Lqm26 / BMCNet-ESR

Bilateral Event Mining and Complementary for Event Stream Super-Resolution
8 stars 0 forks source link

Confusion about the proposed event super resolution. #2

Open rfww opened 1 month ago

rfww commented 1 month ago

Thanks for your work. As shown in Sec. 3.1, three steps are included in the event data super-resolution (1. event representation, 2. representation super-resolution, and 3. event stream recovering). However, the MSE loss function is adopted in Sec. 3.4 to measure the difference between two event count images. How do you convert the event stream from this event representation? If only upsample the event representation, what is the difference between the event super-resolution and image super-resolution?

Lqm26 commented 1 month ago

Like the previous work, we can using random resample to obtain the event stream, but the timestamps of events cannot fully recovered . The difference between event super-resolution and image super-resolution can be summarized in three points: (1) the data format is different. Event count images are sparse, which makes the traditional image super-resolution methods, such as SRFBN, RLSP, and RSTT used in our comparison, potentially ineffective. (2) Event streams includes both positive and negative events, each with unique distribution characteristics. This necessitates the design of specialized modules and networks. (3) Event stream contain noise, and it's essential to mitigate the impact of the noise during super-resolusion.

rfww commented 1 month ago

Yeah, the format difference is a significant obstacle to directly adopting any image-based techniques to process event streams. However, if you convert them into frame-like representations first and then only upsample the corresponding representations, the aforementioned three points are not reasonable. My main concern is the lack of event stream recovery illustrated by you in Sec. 3.1.

Lqm26 commented 1 month ago

The resampled event stream cannot be farely comparing due to the loss of the timestamps, so we chose to compare them using event count image. Additionally, another method of comparison is to evaluate their performance in downstream tasks such as Object Recognition and video reconstruction (section 4.4).

rfww commented 1 month ago

Exactly, the lost timestamps cannot be recovered when the event stream has been represented. That's why I always ask you for the third point illustrated in Sec. 3.1.

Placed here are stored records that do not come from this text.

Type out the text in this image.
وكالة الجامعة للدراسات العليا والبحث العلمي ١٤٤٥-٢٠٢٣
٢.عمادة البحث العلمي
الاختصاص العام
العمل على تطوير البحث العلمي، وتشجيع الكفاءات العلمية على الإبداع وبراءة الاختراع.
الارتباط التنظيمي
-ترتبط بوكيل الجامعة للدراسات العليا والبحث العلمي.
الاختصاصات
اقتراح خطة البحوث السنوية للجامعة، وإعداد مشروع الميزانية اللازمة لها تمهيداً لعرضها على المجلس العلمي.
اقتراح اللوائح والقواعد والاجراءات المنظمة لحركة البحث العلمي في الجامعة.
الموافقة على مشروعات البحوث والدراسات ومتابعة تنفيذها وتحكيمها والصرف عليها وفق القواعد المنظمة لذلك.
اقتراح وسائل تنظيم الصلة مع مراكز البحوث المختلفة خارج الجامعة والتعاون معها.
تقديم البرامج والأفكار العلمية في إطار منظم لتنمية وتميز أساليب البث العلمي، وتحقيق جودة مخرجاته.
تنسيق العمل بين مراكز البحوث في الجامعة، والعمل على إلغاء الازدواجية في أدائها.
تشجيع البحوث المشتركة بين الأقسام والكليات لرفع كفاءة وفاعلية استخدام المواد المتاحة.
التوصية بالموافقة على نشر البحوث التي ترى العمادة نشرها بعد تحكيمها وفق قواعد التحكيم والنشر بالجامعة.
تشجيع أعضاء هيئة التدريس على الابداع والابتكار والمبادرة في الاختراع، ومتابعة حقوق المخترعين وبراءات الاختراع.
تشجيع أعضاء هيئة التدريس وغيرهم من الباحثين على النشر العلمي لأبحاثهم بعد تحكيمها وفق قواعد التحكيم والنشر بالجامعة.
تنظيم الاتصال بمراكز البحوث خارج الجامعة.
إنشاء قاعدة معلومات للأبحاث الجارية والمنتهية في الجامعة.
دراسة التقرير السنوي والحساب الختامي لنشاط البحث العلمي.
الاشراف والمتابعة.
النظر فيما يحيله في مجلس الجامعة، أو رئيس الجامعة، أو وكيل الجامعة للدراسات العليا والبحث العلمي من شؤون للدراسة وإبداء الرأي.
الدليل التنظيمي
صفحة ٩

Lqm26 commented 1 month ago

The timestamps can be partially recovered. For example, we can assign a time interval to each event count images and randomly resample events within this interval. In this way, we can generate a timestamp for each event. These timestamps are random within an event count image, they maintain an order between event count images.

rfww commented 1 month ago

These recovered timestamps are fake counterparts, which would cause catastrophic results when adopting EST as the event representation method. The upsampled event stream is still not generated.

Lqm26 commented 1 month ago

In practice, you can mitigate this impact by using a small time interval (e.g.,10 ms) and limiting the numbers for each event count image. Additionally, this super-resolution method may be more sutilable for the tasks that use event count images, such as object recognition, classification, and tracking.

rfww commented 1 month ago

Thanks for your quick reply. I think you already know my main concern in the aforementioned comments. The problem formulation is different from your implementation instead of its applications. In image super-resolution, there's no one would only upsample the converted tensors without rendering the images, same for the event stream.

Lqm26 commented 1 month ago

Thanks for your question. We have attempted to visualize the high-resolution resampled event stream. However, the event stream was too dense to discern the detailed differences. As a result, we opted to use the event count images for quantitative and qualitative comparisons. Therefore,we believe that our formulation in the paper is appropriate.

rfww commented 1 month ago

The event count image is not the quantitative medium in your paper, instead of the original input and output samples.

Lqm26 commented 1 month ago

The event count image serves as the quantitative medium (see Section 3.4). And they are used as input and output samples too.